Field Station 2: Anthropocene Drift

August 9th, 2019

What is the relation between large-scale agriculture and biome change? An examination of the infrastructure of the monocrop industry in the Midwestern United States.

The Midwestern United States is dominated by cropland, a patchwork of monocrop fields laden with corn and soy destined for confined animal feedlots, fuel refineries, chemical manufacturers, and global export. Globally, such large-scale agriculture is deeply connected to climate change, contributing more than one fifth of greenhouse gas emissions. However, political ecologists argue that the impacts of industrial agriculture cannot be measured by emissions alone. From the near-total destruction of the prairie biome by the beginning of the 20th century to the flow of 21st century chemicals down the Mississippi River, agricultural land degradation reaches across territories, connecting past, present, and future.
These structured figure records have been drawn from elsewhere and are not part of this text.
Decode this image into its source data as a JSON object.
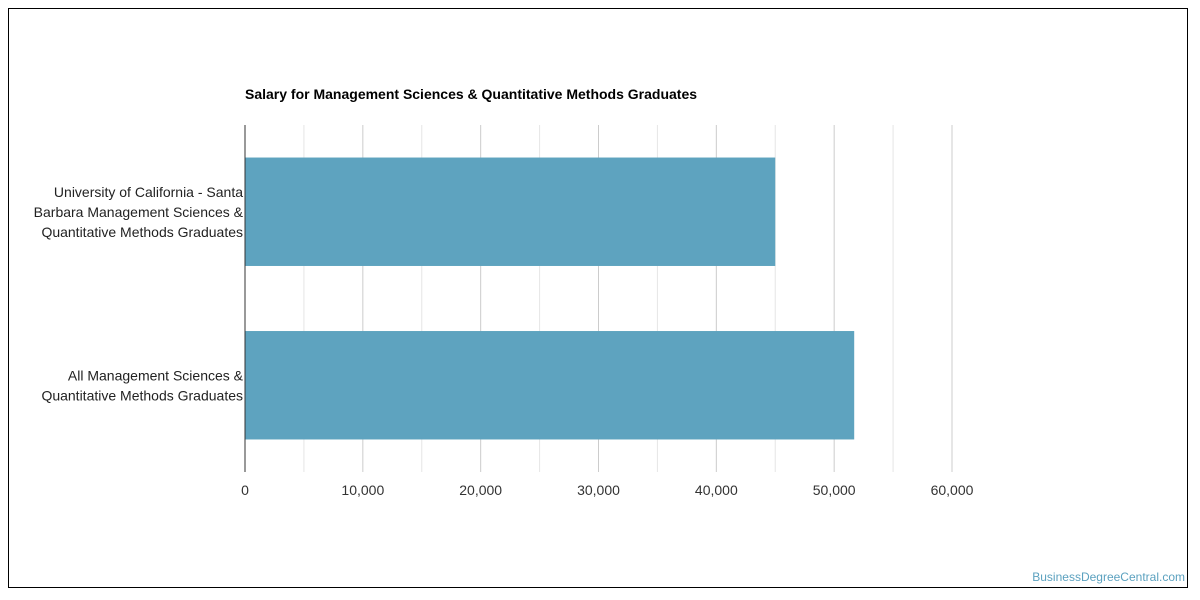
{
  "watermark": "BusinessDegreeCentral.com",
  "chart_data": {
    "type": "bar",
    "orientation": "horizontal",
    "title": "Salary for Management Sciences & Quantitative Methods Graduates",
    "categories": [
      [
        "University of California - Santa",
        "Barbara Management Sciences &",
        "Quantitative Methods Graduates"
      ],
      [
        "All Management Sciences &",
        "Quantitative Methods Graduates"
      ]
    ],
    "values": [
      45000,
      51700
    ],
    "xlim": [
      0,
      60000
    ],
    "ticks": [
      0,
      10000,
      20000,
      30000,
      40000,
      50000,
      60000
    ],
    "tick_labels": [
      "0",
      "10,000",
      "20,000",
      "30,000",
      "40,000",
      "50,000",
      "60,000"
    ],
    "grid": true,
    "bar_color": "#5ea3bf",
    "gridline_color": "#cccccc"
  }
}
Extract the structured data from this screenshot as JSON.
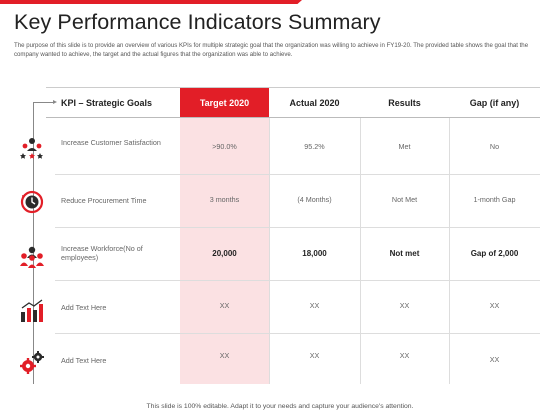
{
  "title": "Key Performance Indicators Summary",
  "intro": "The purpose of this slide is to provide an overview of various KPIs for multiple strategic goal that the organization was willing to achieve in FY19-20. The provided table shows the goal that the company wanted to achieve, the target and the actual figures that the organization was able to achieve.",
  "colors": {
    "accent": "#e21e27",
    "target_column": "#fbe1e3"
  },
  "table": {
    "headers": [
      "KPI – Strategic Goals",
      "Target 2020",
      "Actual 2020",
      "Results",
      "Gap (if any)"
    ],
    "rows": [
      {
        "icon": "team-rating-icon",
        "kpi": "Increase Customer Satisfaction",
        "target": ">90.0%",
        "actual": "95.2%",
        "results": "Met",
        "gap": "No",
        "bold": false
      },
      {
        "icon": "clock-icon",
        "kpi": "Reduce Procurement Time",
        "target": "3 months",
        "actual": "(4 Months)",
        "results": "Not Met",
        "gap": "1-month Gap",
        "bold": false
      },
      {
        "icon": "workforce-icon",
        "kpi": "Increase Workforce(No of employees)",
        "target": "20,000",
        "actual": "18,000",
        "results": "Not met",
        "gap": "Gap of 2,000",
        "bold": true
      },
      {
        "icon": "bar-chart-icon",
        "kpi": "Add Text Here",
        "target": "XX",
        "actual": "XX",
        "results": "XX",
        "gap": "XX",
        "bold": false
      },
      {
        "icon": "gears-icon",
        "kpi": "Add Text Here",
        "target": "XX",
        "actual": "XX",
        "results": "XX",
        "gap": "XX",
        "bold": false
      }
    ]
  },
  "footer": "This slide is 100% editable. Adapt it to your needs and capture your audience's attention."
}
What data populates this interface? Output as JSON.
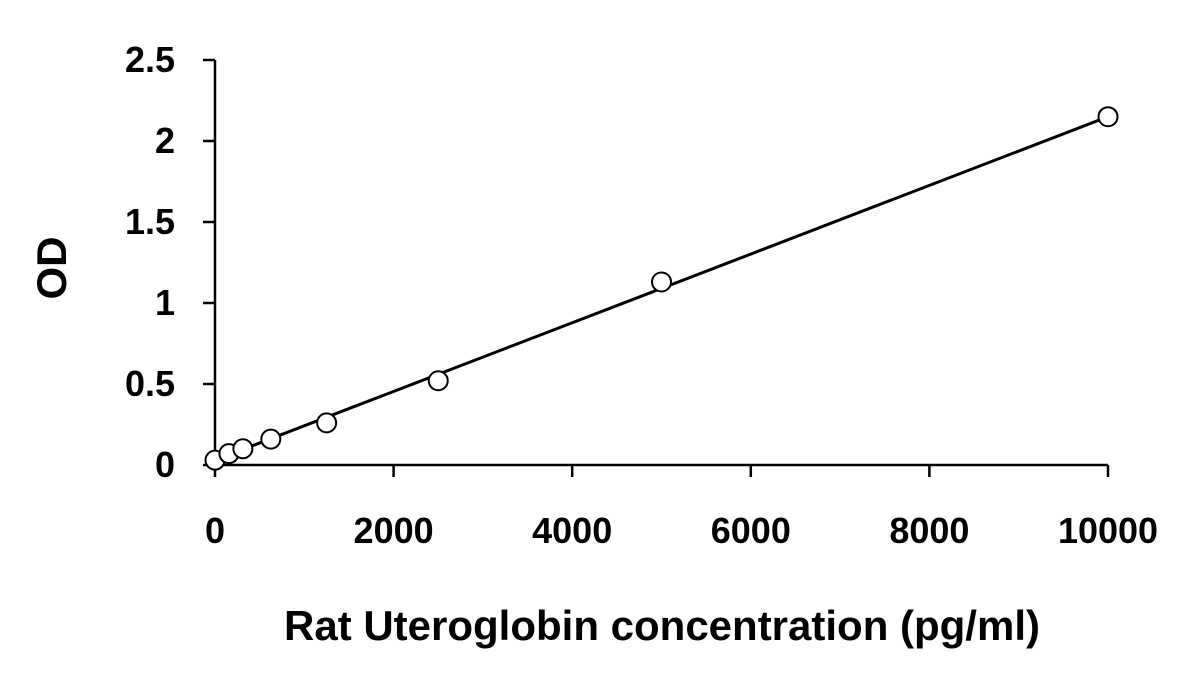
{
  "chart_data": {
    "type": "scatter",
    "title": "",
    "xlabel": "Rat Uteroglobin concentration (pg/ml)",
    "ylabel": "OD",
    "xlim": [
      0,
      10000
    ],
    "ylim": [
      0,
      2.5
    ],
    "x_ticks": [
      0,
      2000,
      4000,
      6000,
      8000,
      10000
    ],
    "y_ticks": [
      0,
      0.5,
      1,
      1.5,
      2,
      2.5
    ],
    "x_tick_labels": [
      "0",
      "2000",
      "4000",
      "6000",
      "8000",
      "10000"
    ],
    "y_tick_labels": [
      "0",
      "0.5",
      "1",
      "1.5",
      "2",
      "2.5"
    ],
    "grid": false,
    "legend": false,
    "series": [
      {
        "marker": "open-circle",
        "x": [
          0,
          156,
          312,
          625,
          1250,
          2500,
          5000,
          10000
        ],
        "y": [
          0.03,
          0.07,
          0.1,
          0.16,
          0.26,
          0.52,
          1.13,
          2.15
        ]
      }
    ],
    "trendline": {
      "type": "linear",
      "x": [
        0,
        10000
      ],
      "y": [
        0.03,
        2.15
      ]
    }
  }
}
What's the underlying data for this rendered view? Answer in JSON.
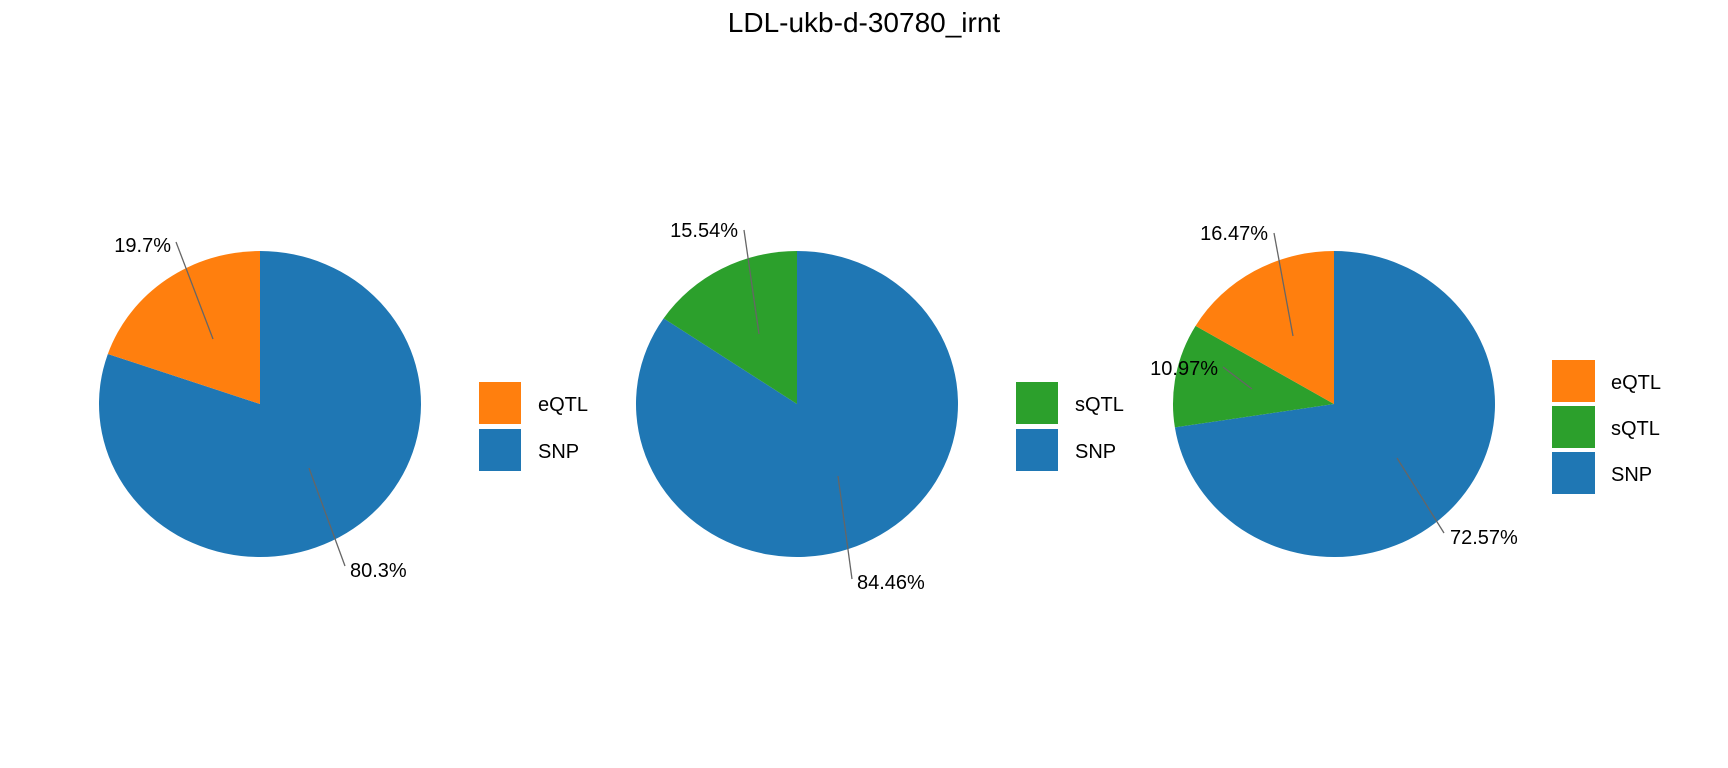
{
  "chart_data": {
    "type": "pie",
    "title": "LDL-ukb-d-30780_irnt",
    "colors": {
      "eQTL": "#ff7f0e",
      "sQTL": "#2ca02c",
      "SNP": "#1f77b4"
    },
    "charts": [
      {
        "legend": [
          "eQTL",
          "SNP"
        ],
        "slices": [
          {
            "name": "eQTL",
            "value": 19.7,
            "label": "19.7%"
          },
          {
            "name": "SNP",
            "value": 80.3,
            "label": "80.3%"
          }
        ]
      },
      {
        "legend": [
          "sQTL",
          "SNP"
        ],
        "slices": [
          {
            "name": "sQTL",
            "value": 15.54,
            "label": "15.54%"
          },
          {
            "name": "SNP",
            "value": 84.46,
            "label": "84.46%"
          }
        ]
      },
      {
        "legend": [
          "eQTL",
          "sQTL",
          "SNP"
        ],
        "slices": [
          {
            "name": "eQTL",
            "value": 16.47,
            "label": "16.47%"
          },
          {
            "name": "sQTL",
            "value": 10.97,
            "label": "10.97%"
          },
          {
            "name": "SNP",
            "value": 72.57,
            "label": "72.57%"
          }
        ]
      }
    ],
    "legend_position": "right"
  }
}
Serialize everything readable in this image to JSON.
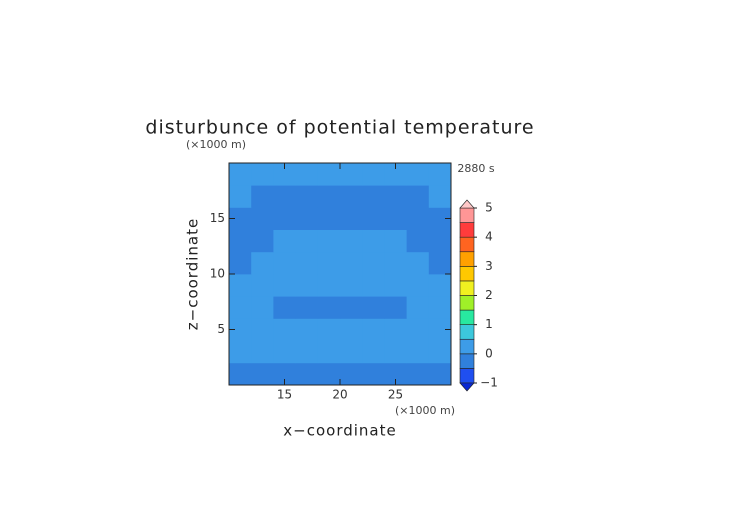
{
  "chart_data": {
    "type": "contour",
    "title": "disturbunce of potential temperature",
    "time_label": "2880 s",
    "x_label": "x−coordinate",
    "y_label": "z−coordinate",
    "x_unit": "(×1000 m)",
    "y_unit": "(×1000 m)",
    "xlim": [
      10,
      30
    ],
    "ylim": [
      0,
      20
    ],
    "xticks": [
      15,
      20,
      25
    ],
    "yticks": [
      5,
      10,
      15
    ],
    "x": [
      11,
      13,
      15,
      17,
      19,
      21,
      23,
      25,
      27,
      29
    ],
    "y": [
      1,
      3,
      5,
      7,
      9,
      11,
      13,
      15,
      17,
      19
    ],
    "z": [
      [
        -0.3,
        -0.3,
        -0.3,
        -0.3,
        -0.3,
        -0.3,
        -0.3,
        -0.3,
        -0.3,
        -0.3
      ],
      [
        0.2,
        0.2,
        0.2,
        0.2,
        0.2,
        0.2,
        0.2,
        0.2,
        0.2,
        0.2
      ],
      [
        0.2,
        0.2,
        0.2,
        0.2,
        0.2,
        0.2,
        0.2,
        0.2,
        0.2,
        0.2
      ],
      [
        0.2,
        0.2,
        -0.3,
        -0.3,
        -0.3,
        -0.3,
        -0.3,
        -0.3,
        0.2,
        0.2
      ],
      [
        0.2,
        0.2,
        0.2,
        0.2,
        0.2,
        0.2,
        0.2,
        0.2,
        0.2,
        0.2
      ],
      [
        -0.3,
        0.2,
        0.2,
        0.2,
        0.2,
        0.2,
        0.2,
        0.2,
        0.2,
        -0.3
      ],
      [
        -0.3,
        -0.3,
        0.2,
        0.2,
        0.2,
        0.2,
        0.2,
        0.2,
        -0.3,
        -0.3
      ],
      [
        -0.3,
        -0.3,
        -0.3,
        -0.3,
        -0.3,
        -0.3,
        -0.3,
        -0.3,
        -0.3,
        -0.3
      ],
      [
        0.2,
        -0.3,
        -0.3,
        -0.3,
        -0.3,
        -0.3,
        -0.3,
        -0.3,
        -0.3,
        0.2
      ],
      [
        0.2,
        0.2,
        0.2,
        0.2,
        0.2,
        0.2,
        0.2,
        0.2,
        0.2,
        0.2
      ]
    ],
    "levels": [
      -1,
      -0.5,
      0,
      0.5,
      1,
      1.5,
      2,
      2.5,
      3,
      3.5,
      4,
      4.5,
      5
    ],
    "colors": [
      "#1f4ff0",
      "#3080dc",
      "#3d9ce8",
      "#3cc8dc",
      "#28e8a0",
      "#a0f028",
      "#f0f020",
      "#ffc800",
      "#ffa000",
      "#ff6420",
      "#ff3c3c",
      "#ff9696"
    ],
    "under_color": "#0a28d2",
    "over_color": "#ffc8c8",
    "cbar_ticks": [
      {
        "value": -1,
        "label": "−1"
      },
      0,
      1,
      2,
      3,
      4,
      5
    ]
  }
}
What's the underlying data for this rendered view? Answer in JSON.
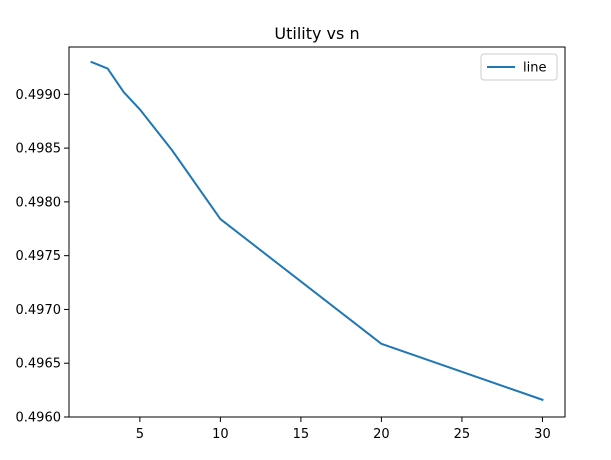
{
  "chart_data": {
    "type": "line",
    "title": "Utility vs n",
    "xlabel": "",
    "ylabel": "",
    "xlim": [
      0.6,
      31.4
    ],
    "ylim": [
      0.496,
      0.49944
    ],
    "xticks": [
      5,
      10,
      15,
      20,
      25,
      30
    ],
    "xtick_labels": [
      "5",
      "10",
      "15",
      "20",
      "25",
      "30"
    ],
    "yticks": [
      0.496,
      0.4965,
      0.497,
      0.4975,
      0.498,
      0.4985,
      0.499
    ],
    "ytick_labels": [
      "0.4960",
      "0.4965",
      "0.4970",
      "0.4975",
      "0.4980",
      "0.4985",
      "0.4990"
    ],
    "grid": false,
    "legend_position": "top-right",
    "series": [
      {
        "name": "line",
        "color": "#1f77b4",
        "x": [
          2,
          3,
          4,
          5,
          7,
          10,
          20,
          30
        ],
        "y": [
          0.4993,
          0.49924,
          0.49902,
          0.49886,
          0.49848,
          0.49784,
          0.49668,
          0.49616
        ]
      }
    ]
  }
}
Subtended by property law, enabled by large-scale infrastructure, and shored up by popular mythologies, the region and its agricultural practices are also imbricated in violent and problematic histories of convergence between Indigenous Peoples and settler colonialists. The problems of conventional agriculture therefore cannot be faced—let alone addressed—without understanding them in their historical, social, and ecological context.

Anthropocene Drift will focus on a juxtaposition of two landscapes, differently shaped by climate, geology, and culture. One landscape, located in the Kickapoo River Valley in southwestern Wisconsin, is part of a larger region commonly known as the Driftless Area. Defined by scenic hills and bluffs and spared from the effects of the Wisconsinan Glaciation, it is also known as a celebrated home to sustainable agriculture practices. Just south of the Driftless, on both sides of the Mississippi River, one finds a very different cultural and topographical landscape defined by endless expanses of predominantly flat and rectilinear fields of monocrops, an area known to many as the Corn Belt. Just over one hundred years ago, this landscape was dominated by a vast grassland, composed of a complex of tallgrass and oak savannah known as the Grand Prairie. Despite the near-total elimination of this grassland biome, Illinois is still known as “the prairie state.”

Following durational fieldwork in the region, the organizers will produce two public-facing components for the Anthropocene Drift. The first is Field Guides to the Anthropocene Drift, a series of artful guidebooks, each responding to a different cultural and/or scientific aspect of the Anthropocene in this geographical region. The second component of the Field Station is Over the Levee, Under the Plow, a four day mobile symposium that positions the agro-engineering of rural America within the broader framework of settler colonialism in order to attend to the historical, political and epistemic roots of the agricultural and environmental crisis. Unfolding in small towns around the Mississippi River, the program brings together agroecologists, Native leaders, local residents, international scholars for a series of events, tours, and small group discussions to better understand the origins of the present engineered landscape and to build alliances for more just and sustainable alternatives.